Ok. So this is a recipe that my mother has used as long as I can tell. It's pretty simple, but incredibly delicious....I just made it!
1.25 C of fat
1.25 C of AP flour
2 bell peppers
3 stalks of celery
5 lbs of chicken (I used a 5 lb package of chicken thighs)
.5 lbs of Andouille (I used 1lb of my homemade stuff)
16 cups of water (Mom didn't have a quart measuring vessel on hand)
1 good sized bunch of green onions
1 cup of fresh chopped parsley
Salt and Pepper to taste
The first thing you'll need to do is have a nice heavy/large pot and salt and pepper and brown off the chicken thighs. You can use whichever whatever type of fat you like. They all can produce different flavor profiles.
Pull the browned chicken and put it to the side. At this time, you need to pour off the oil from the pot into a measuring glass to confirm your 1.25 C and return it to the pot and add in your flour. I run it through the sifter into the pot to make sure there are no clumps. At this point, your making your Roux. It's simply the combination of flour and fat. On a low heat, continually mix the roux until it achieve the color you like. The darker it goes the more complex flavor you'll get from the flour as it browns.
Beginning of the Roux
After about 10 minutes.
I make a nice dark roux. Once it's at the color you like, mix in your chopped veggies, the onion, celery, and bell peppers (Holy Trinity). Give this a cook for about 5 minutes. You're really not trying to draw any liquid out or anything of that sort. I feel that a few minutes with the veggies actually darkens up the roux a bit more and I like that.

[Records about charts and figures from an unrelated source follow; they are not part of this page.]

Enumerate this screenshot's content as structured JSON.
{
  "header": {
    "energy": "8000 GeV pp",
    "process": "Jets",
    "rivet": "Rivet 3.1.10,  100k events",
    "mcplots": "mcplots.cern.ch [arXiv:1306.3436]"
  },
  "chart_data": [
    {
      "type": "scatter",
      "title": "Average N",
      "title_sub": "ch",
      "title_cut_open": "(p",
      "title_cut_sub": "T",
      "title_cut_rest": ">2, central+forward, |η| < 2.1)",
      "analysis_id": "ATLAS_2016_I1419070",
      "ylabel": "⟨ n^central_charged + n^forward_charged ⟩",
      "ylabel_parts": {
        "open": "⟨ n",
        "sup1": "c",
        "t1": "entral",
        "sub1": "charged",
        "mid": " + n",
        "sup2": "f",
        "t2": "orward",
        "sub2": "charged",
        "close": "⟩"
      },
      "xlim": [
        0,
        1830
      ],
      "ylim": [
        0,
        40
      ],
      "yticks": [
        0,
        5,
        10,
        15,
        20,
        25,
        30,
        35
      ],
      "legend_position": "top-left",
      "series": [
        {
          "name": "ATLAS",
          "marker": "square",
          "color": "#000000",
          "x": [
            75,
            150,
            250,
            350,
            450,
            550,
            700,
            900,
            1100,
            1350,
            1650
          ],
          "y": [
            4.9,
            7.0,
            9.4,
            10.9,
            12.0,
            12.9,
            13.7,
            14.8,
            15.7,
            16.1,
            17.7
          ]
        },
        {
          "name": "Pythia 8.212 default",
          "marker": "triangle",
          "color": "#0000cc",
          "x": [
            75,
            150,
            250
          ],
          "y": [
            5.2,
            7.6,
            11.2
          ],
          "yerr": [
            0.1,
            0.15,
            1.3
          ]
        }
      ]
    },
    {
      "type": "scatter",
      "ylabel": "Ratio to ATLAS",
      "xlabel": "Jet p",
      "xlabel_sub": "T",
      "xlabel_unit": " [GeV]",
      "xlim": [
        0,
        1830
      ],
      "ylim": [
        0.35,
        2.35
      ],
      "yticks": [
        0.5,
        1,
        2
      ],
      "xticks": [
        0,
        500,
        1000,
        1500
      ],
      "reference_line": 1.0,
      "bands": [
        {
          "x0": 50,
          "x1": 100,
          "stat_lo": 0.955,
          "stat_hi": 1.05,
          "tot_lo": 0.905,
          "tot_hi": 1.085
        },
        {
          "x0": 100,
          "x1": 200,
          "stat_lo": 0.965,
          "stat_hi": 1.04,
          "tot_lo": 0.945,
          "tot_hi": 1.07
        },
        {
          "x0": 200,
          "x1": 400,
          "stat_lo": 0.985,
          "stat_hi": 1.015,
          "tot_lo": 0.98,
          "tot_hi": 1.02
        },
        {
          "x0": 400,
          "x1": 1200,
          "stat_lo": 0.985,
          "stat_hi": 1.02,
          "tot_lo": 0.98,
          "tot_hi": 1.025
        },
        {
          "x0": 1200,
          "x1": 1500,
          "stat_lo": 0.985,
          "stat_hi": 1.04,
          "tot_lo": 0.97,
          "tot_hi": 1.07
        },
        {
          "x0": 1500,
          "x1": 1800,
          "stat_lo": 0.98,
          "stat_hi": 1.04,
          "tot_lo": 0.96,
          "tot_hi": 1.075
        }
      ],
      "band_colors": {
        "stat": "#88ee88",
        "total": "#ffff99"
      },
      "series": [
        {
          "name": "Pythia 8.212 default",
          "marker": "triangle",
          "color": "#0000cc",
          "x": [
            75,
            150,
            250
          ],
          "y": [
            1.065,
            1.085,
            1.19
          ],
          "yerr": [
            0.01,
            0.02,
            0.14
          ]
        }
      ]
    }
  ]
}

Notice the color of the roux that is mixed in the veggies.
After the 5 or so minutes, mix all of your water in. The water needs to be cold. As I've actually learned from Bearcarver, the liquid being added to a roux needs to be the opposite temperature or it'll break....thanks!
Now you'll bring your pot up to a boil, add your chicken back in, and simmer for 1 hour. Once the hour is up, kill the heat and remove the chicken. Let the chicken and pot liquid cool for 30 minutes and then pull the chicken into chunks (not shredded). Take a ladle and scoop out some of the fat that has now gathered on the top of the liquid in the pot. Trust me, I no it's fat and that means good, but it's more like it cooking oil that your scooping out than fat from a piggie that delicious. It tastes like your eating the oil you fry your chicken in. Not good.
At this point, add the chicken back along with the chopped parsley and green onion and Andoiulle and keep the heat on low. We aren't cooking everything, but rather we are allowing the flavors to meld together. Andouille is a sausage that leaches amazing flavor into whatever meal it's used in.
Done! Typically served over white rice, but to be honest I leave the rice and just eat the gumbo. It leaves more room for seconds and thirds!
Any questions please feel free to ask. Thanks for checking it and don't be afraid to give it a try.